TVP #00402. SR #2512. Picture 523. Continuation of interview with Dellinger
Room Tone. Camera Rolling. Take Seven. Clapsticks. Okay, ready.
Dellinger:
In 1966 I realized that I and a lot of other people were very active in the anti-Vietnam war movement, and rightly so. But there was an awful lot that we really didn't know about what was really going on over there.
And on the one hand Lyndon Johnson said over and over again, and it was commonplace and believed by all Americans that the United States was only bombing steel and concrete and was being very careful about civilians. On the other hand the uh Chinese had announced that uh Hanoi had been utterly destroyed.
And I decided to go to Vietnam to try to go there and find out what the real story was. First I went to
Saigon, because in cases of that kind I always want to go to both sides, if I can. I also wanted to see what was going on in
Saigon, although there had...of course there were Americans there.
So the first interesting thing about that was that my trip was, has to this day, has been uh emphasized in terms of going to Hanoi, as if, you know, I went to the enemy. Uh, which I believed in doing anyway because I believe in reconciliation and getting to know each other and so forth. But uh, the
Saigon part of it, going to our ally and being equally conscientious there is dropped out.
But the horrifying thing was that I found out that the United States Air Force was, by intention, bombing schools, hospitals, uh churches, temples, uh just an utterly devastating bombing. I also found out that they were using cluster bombs, that uh were anti-personnel weapons. Bombs that would not penetrate any kinds of barrier, but would only penetrate human flesh. And uhm, through the years, by the way, these things became more and more sophisticated in, in ways so that uh if they struck somebody's leg, they would travel up to the heart and the doctors would not be able to operate, and that kind of thing. They were really a brutal anti-personnel weapon.

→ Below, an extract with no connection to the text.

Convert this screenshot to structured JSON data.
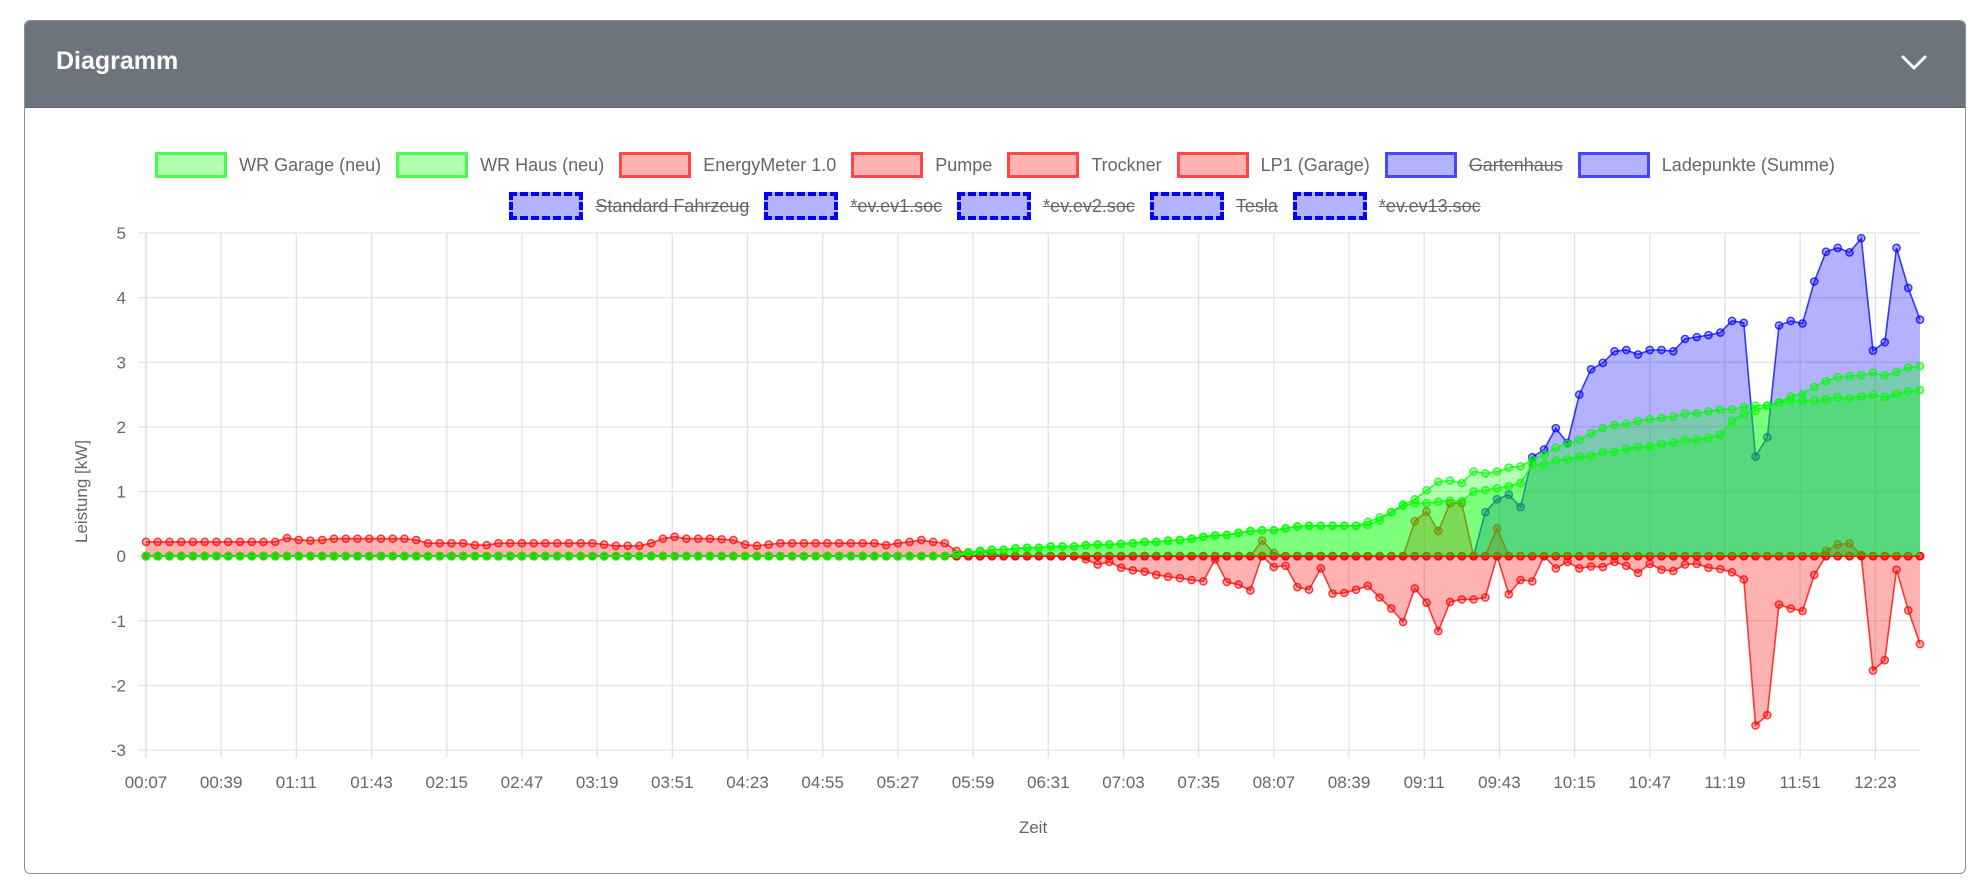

So I came back and I talked about these things, and for approximately a year and one half, almost two years, the Pentagon denied that they manufactured such weapons or were using them. But uh, then after a certain period of time, actually I think it was closer to two years, they not only admitted that they were using 'em but there was public bidding for the opportunity to uh manage them.
I also then, in supplement to what I had observed, I got a hold of an Air Force manual - which uh was supposed to probably be classified, I'm not sure - but uh which uh pointed out that uh in a modern warfare you had to bomb the heart of the civilian population because that was the way to destroy morale.
While I was there, they also, one day they would drop candy or radios or, you know, various consumer items along with leaflets telling people to surrender, that they would uh you know come and join America in the good life. And then the next day they would come in the middle of the night with their flares and they would machine gun strafe, men, women and children, uh uh or do blockbuster saturation bombing.
And somehow or other it never seemed to occur to them that uh the goodies that they distributed one day, if they had any appeal at all, were destroyed, the effect of them was destroyed by the bombs that would come actually sometimes just a few hours later.